Il delitto di Paderno
Paderno d'Adda (Lecco), 6 aprile 2016 – Sessant'anni in tutto, trenta ciascuno. I giudici della Cassazione hanno confermato la sentenza di condanna pronunciata dei colleghi di primo grado prima e della prima sezione della Corte d'assise d'appello del tribunale Milano poi per i due cugini Fabio Citterio, tecnico informatico di 47 anni di Lurago d'Erba e Tiziana Molteni, operatrice sanitaria di 54 anni di Dolzago che la sera del 10 maggio 2012 hanno ammazzato con un colpo di pistola alla gola nel box sotto casa il carpentiere 42enne Antonio Caroppa di Paderno d'Adda, papà di una bimba piccola. L'ennesimo e definitivo verdetto è stato emesso nei giorni scorsi. I due sono gli esecutori materiali della spietata esecuzione. Lo avevano ammesso quasi sin dalle prime battute, subito dopo essere stati arrestati, tanto da scegliere il rito abbreviato per scongiurare il rischio dell'ergastolo e confidando in pene più lieve. Invece nel corso di tutti i processi per loro è stata ribadito il massimo della punizione prevista con il giudizio abbreviato. Il mese scorso, sempre i giudici della Corte suprema, hanno invece confermato l'ergastolo per Santo Valerio Pirrotta, il 50enne di Lurago d'Erba ritenuto l'organizzatore dell'uccisione.
Secondo investigatori e inquirenti, il cui lavoro e impegno è valso al luraghese il fine pena mai, è stato quest'ultimo a organizzare l'assassinio del brianzolo e reclutare i killer, cioè i due cugini, uno dei quali era suo vicino di casa. E sarebbe stato sempre lui a procurare loro l'arma con cui poi l'esperto di pc ha esploso un colpo fatale alla gola del padernese. Di più: li ha accompagnati personalmente sulla scena del crimine per accertarsi che portassero a termine il compito affidato. Non è tuttavia stato mai chiarito sino in fondo il movente del delitto. L'ipotesi più accreditata, sebbene mai provata, è che si sia trattato di un delitto d'onore, commissionato da Alberto Ciccia di Renate, ma calabrese d'origine, uno delle persone indagate, condannato per un efferato triplice omicidio avvenuto nel 1996 a Capriano di Briosco e ritenuto uno degli esponenti di spicco della malavita organizzata trapiantata in Brianza. La convivente del 42enne in passato ha intrattenuto con il boss una relazione sentimentale, durata sino a quando non è stato catturato nel 2003 a Merate al termine di una lunga latitanza.

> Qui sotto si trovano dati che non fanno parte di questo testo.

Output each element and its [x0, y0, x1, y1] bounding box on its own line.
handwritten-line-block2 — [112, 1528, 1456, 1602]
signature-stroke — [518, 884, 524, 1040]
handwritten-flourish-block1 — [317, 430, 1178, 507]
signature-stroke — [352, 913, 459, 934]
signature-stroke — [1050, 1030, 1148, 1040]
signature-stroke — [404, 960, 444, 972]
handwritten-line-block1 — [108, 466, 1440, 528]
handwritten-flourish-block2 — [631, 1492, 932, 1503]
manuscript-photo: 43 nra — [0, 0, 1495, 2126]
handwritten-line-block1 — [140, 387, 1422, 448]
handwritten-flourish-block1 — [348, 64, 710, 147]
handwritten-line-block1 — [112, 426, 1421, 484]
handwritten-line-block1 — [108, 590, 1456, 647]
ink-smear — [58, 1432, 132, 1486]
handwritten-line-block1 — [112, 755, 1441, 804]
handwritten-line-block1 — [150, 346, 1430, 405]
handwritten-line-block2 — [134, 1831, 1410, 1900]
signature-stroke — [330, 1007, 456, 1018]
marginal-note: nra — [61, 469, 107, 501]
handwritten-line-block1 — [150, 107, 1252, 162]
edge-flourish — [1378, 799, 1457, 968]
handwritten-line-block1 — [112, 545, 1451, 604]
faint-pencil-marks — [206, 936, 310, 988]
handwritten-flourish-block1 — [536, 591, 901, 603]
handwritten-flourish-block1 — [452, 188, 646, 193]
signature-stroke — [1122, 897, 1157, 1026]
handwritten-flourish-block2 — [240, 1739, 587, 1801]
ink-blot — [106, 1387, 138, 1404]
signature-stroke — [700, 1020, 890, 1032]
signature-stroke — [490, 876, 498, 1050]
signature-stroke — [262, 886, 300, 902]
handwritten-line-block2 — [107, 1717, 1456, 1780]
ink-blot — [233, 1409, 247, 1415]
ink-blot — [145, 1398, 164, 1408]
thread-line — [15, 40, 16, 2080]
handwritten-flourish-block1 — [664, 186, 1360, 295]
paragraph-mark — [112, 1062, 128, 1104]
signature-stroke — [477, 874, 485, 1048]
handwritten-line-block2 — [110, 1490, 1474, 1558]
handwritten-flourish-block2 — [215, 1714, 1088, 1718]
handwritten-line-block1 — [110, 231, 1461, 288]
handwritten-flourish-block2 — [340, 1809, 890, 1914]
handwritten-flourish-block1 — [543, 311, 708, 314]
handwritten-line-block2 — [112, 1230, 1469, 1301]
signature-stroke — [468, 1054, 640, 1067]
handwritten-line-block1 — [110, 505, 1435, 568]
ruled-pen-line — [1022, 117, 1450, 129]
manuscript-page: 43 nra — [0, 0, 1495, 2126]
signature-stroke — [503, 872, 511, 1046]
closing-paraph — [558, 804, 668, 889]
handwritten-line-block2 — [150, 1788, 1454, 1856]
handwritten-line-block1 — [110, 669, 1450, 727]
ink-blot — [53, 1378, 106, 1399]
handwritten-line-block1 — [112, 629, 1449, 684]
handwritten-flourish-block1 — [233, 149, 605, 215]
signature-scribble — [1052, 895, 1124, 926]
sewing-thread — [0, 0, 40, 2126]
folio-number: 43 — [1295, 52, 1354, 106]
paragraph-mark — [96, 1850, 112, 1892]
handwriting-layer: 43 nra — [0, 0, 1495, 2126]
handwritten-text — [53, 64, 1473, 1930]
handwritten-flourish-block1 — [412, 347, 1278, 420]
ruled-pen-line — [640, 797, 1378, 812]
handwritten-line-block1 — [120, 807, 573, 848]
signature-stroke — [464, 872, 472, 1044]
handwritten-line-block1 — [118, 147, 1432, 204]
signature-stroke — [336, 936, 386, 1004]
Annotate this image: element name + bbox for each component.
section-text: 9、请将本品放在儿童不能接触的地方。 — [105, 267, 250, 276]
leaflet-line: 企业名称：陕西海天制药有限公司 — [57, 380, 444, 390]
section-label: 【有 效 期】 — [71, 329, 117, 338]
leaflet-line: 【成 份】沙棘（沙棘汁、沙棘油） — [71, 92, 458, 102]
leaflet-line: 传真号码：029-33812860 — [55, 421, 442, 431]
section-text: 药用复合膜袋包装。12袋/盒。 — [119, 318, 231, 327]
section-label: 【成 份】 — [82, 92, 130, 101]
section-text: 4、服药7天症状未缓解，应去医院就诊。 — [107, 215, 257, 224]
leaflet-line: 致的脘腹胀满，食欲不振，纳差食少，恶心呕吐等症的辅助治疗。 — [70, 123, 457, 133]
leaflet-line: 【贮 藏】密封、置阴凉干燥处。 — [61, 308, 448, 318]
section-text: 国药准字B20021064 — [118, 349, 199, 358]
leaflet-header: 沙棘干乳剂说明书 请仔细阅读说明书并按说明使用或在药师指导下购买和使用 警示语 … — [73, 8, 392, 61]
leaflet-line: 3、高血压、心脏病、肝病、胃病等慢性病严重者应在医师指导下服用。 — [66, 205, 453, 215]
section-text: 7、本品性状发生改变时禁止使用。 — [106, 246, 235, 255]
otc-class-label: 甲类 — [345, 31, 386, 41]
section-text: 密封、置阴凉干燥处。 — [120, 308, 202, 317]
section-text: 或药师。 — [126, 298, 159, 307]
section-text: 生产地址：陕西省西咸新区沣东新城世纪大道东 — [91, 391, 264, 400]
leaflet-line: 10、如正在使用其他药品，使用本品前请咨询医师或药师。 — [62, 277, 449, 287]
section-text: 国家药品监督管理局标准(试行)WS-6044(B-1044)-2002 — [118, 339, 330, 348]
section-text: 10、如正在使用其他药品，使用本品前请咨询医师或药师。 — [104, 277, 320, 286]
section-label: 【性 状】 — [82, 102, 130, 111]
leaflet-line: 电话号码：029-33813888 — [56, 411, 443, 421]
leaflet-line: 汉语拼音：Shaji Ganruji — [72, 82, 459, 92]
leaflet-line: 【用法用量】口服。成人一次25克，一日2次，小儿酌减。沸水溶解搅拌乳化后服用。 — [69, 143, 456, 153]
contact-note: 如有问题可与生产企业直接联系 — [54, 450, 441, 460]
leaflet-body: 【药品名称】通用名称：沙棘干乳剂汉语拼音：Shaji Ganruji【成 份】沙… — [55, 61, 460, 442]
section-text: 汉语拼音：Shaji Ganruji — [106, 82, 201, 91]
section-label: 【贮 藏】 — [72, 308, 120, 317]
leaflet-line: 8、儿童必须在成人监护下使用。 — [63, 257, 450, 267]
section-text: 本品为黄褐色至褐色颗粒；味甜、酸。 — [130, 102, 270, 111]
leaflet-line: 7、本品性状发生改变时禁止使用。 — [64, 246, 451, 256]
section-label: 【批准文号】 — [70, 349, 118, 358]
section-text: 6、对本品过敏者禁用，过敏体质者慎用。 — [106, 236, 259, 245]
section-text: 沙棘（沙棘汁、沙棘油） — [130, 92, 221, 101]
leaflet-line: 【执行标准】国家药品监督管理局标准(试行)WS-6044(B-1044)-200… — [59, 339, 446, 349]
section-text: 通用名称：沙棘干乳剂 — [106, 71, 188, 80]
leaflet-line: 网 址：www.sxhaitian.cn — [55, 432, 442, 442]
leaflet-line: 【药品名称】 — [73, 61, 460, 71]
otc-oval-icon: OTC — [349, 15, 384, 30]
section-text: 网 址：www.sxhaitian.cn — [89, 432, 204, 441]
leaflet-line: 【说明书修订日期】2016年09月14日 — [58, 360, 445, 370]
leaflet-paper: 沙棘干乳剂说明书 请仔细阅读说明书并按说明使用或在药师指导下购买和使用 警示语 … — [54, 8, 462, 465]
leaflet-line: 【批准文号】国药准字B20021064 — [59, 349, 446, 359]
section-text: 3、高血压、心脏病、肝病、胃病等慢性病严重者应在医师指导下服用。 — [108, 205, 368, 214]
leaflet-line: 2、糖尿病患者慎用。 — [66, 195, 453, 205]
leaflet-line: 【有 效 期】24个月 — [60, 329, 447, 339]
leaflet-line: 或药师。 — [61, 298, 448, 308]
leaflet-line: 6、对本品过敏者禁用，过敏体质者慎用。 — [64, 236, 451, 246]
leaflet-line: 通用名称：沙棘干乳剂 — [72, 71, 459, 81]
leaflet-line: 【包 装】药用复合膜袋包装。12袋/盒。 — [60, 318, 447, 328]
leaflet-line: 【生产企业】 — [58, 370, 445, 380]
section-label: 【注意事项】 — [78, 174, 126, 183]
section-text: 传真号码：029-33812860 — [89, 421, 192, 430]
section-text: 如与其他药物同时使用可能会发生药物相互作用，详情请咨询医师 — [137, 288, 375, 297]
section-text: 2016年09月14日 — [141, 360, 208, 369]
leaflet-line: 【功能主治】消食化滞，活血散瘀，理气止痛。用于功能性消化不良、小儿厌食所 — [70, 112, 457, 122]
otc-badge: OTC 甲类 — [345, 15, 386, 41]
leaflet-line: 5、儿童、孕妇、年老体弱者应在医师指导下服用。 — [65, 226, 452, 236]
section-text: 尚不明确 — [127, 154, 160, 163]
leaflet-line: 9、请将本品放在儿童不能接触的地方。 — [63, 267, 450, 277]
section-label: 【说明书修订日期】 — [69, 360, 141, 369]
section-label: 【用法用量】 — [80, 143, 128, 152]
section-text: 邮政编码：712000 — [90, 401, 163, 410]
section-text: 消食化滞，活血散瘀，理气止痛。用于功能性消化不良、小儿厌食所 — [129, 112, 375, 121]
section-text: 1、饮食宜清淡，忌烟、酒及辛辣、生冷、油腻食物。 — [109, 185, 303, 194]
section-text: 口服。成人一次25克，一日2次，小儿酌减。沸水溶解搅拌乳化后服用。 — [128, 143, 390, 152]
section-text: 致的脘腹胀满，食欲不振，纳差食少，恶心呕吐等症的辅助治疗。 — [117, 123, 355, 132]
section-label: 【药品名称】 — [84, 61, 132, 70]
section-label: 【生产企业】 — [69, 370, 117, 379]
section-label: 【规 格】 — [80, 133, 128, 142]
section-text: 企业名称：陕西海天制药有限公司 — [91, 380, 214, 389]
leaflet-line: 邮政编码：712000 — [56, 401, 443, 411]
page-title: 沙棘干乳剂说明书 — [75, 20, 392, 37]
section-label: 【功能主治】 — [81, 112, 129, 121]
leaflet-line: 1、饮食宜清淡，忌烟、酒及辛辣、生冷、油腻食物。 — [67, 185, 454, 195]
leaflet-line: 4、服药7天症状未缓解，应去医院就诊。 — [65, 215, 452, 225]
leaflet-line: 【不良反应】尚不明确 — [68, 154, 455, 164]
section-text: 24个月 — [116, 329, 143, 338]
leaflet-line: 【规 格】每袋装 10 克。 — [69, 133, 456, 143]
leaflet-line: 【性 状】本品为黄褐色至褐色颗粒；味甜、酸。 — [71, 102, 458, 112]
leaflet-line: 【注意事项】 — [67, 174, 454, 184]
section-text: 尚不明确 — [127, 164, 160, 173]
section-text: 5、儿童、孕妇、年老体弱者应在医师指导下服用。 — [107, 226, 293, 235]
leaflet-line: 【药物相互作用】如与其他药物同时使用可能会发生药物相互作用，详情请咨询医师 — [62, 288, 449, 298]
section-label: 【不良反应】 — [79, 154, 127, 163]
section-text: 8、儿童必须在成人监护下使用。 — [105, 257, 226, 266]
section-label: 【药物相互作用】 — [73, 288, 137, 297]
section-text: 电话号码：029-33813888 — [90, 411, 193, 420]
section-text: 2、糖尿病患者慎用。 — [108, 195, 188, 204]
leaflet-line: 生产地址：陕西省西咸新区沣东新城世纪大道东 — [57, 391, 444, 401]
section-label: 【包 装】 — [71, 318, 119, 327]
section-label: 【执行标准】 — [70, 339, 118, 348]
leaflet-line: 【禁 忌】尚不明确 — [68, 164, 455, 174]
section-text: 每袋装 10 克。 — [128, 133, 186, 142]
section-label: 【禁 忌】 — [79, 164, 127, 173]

C'era pure lei al momento del blitz dei carabinieri, ma successivamente si è ricostruita un'esistenza, senza mai negare al nuovo compagno le sue frequentazioni pericolose precedenti. A quanto pare l'ndranghetista avrebbe chiesto ai suoi picciotti di lavare con il sangue quella che considerava un'onta. Ammesso che la ricostruzioni sia veritiera non pagherà comunque mai per il delitto che potrebbe aver commissionato, perché il 16 ottobre 2014 è morto per un male incurabile nel carcere di Busto Arsizio dove era detenuto portando per sempre con sé la soluzione del mistero e la verità. di D.D.S.